By Alaska statute, all vital records are strictly confidential until they become public records:

Birth certificates (1913 to present) become public records 100 years after the event. Until then, a person may obtain only his or her own birth certificate, except for parents who may obtain their own child's certificate.
Death certificates (1913 to present) become public records 50 years after the event. Until then, only a spouse, parent, child or sibling, or of a deceased person, or a legal representative of a family member, may obtain that person's death certificate.
Marriage certificates (1920 to present) become public records 50 years after the event. Until then, only family members and their legal representatives may obtain copies of marriage certificates.
Divorce certificates (1950 to present) become public records 50 years after the event.
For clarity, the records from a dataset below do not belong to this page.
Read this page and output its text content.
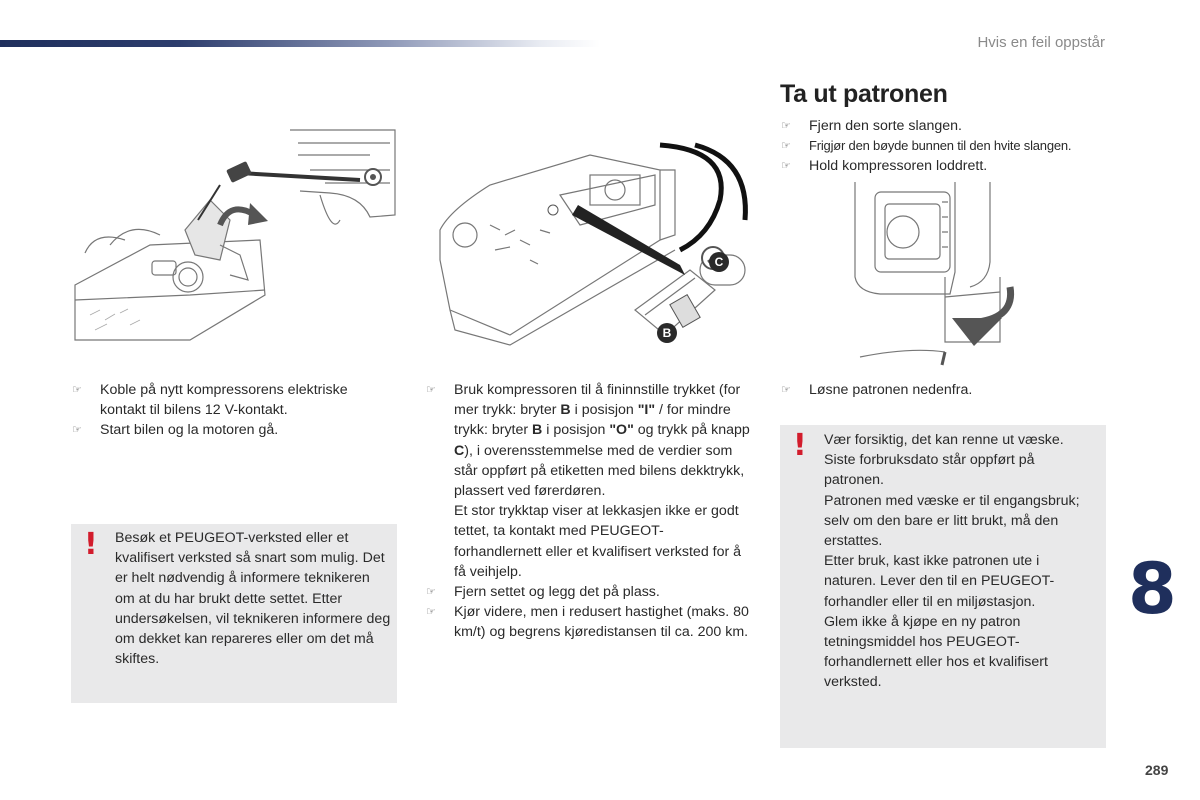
Hvis en feil oppstår
C
B
☞ Koble på nytt kompressorens elektriske kontakt til bilens 12 V-kontakt.
☞ Start bilen og la motoren gå.
! Besøk et PEUGEOT-verksted eller et kvalifisert verksted så snart som mulig. Det er helt nødvendig å informere teknikeren om at du har brukt dette settet. Etter undersøkelsen, vil teknikeren informere deg om dekket kan repareres eller om det må skiftes.
☞ Bruk kompressoren til å fininnstille trykket (for mer trykk: bryter B i posisjon "I" / for mindre trykk: bryter B i posisjon "O" og trykk på knapp C), i overensstemmelse med de verdier som står oppført på etiketten med bilens dekktrykk, plassert ved førerdøren.
Et stor trykktap viser at lekkasjen ikke er godt tettet, ta kontakt med PEUGEOT-forhandlernett eller et kvalifisert verksted for å få veihjelp.
☞ Fjern settet og legg det på plass.
☞ Kjør videre, men i redusert hastighet (maks. 80 km/t) og begrens kjøredistansen til ca. 200 km.
Ta ut patronen
☞ Fjern den sorte slangen.
☞ Frigjør den bøyde bunnen til den hvite slangen.
☞ Hold kompressoren loddrett.
☞ Løsne patronen nedenfra.
! Vær forsiktig, det kan renne ut væske. Siste forbruksdato står oppført på patronen.
Patronen med væske er til engangsbruk; selv om den bare er litt brukt, må den erstattes.
Etter bruk, kast ikke patronen ute i naturen. Lever den til en PEUGEOT-forhandler eller til en miljøstasjon.
Glem ikke å kjøpe en ny patron tetningsmiddel hos PEUGEOT-forhandlernett eller hos et kvalifisert verksted.
8
289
Until then, only family members and their legal representatives may obtain copies of divorce certificates.  Note: Divorce certificates are one-page documents outlining who is divorced and when and where the divorce took place, and are available only through the Bureau of Vital Statistics. Divorce records, which include all the pages filed in a divorce, and divorce decrees, rulings summarizing the rights and responsibilities of the divorced parties, are available only through the Alaska Court System. The Alaska Court System's FAQ has information about getting copies of divorce papers through the records department or clerk of court where the case was filed.


Personal check or money order should be made payable to Bureau of Vital Statistics. To verify current fees, the telephone number is (907) 465-3391. This will be a recorded message. Information on how to obtain certified copies is also available via the Internet at http://www.hss.state.ak.us/dph/bvs/.

ALL REQUESTS MUST INCLUDE A COPY OF A PICTURE ID OF THE APPLICANT. Enlarge the copy and lighten it as much as possible to be sure that it is clear and readable when sent to the Bureau. A signature under the copied ID is also required.

The Alaska Bureau of Vital Statistics only keeps records for events which occurred in Alaska. Thus, if your relative lived in Alaska, but died in another state, you would have to order the death certificate for your relative from that other state - even if your relative was buried in Alaska. The Centers for Disease Control, National Center for Health Statistics, maintains a list of "Where to Write for Vital Records" in U.S. states and territories.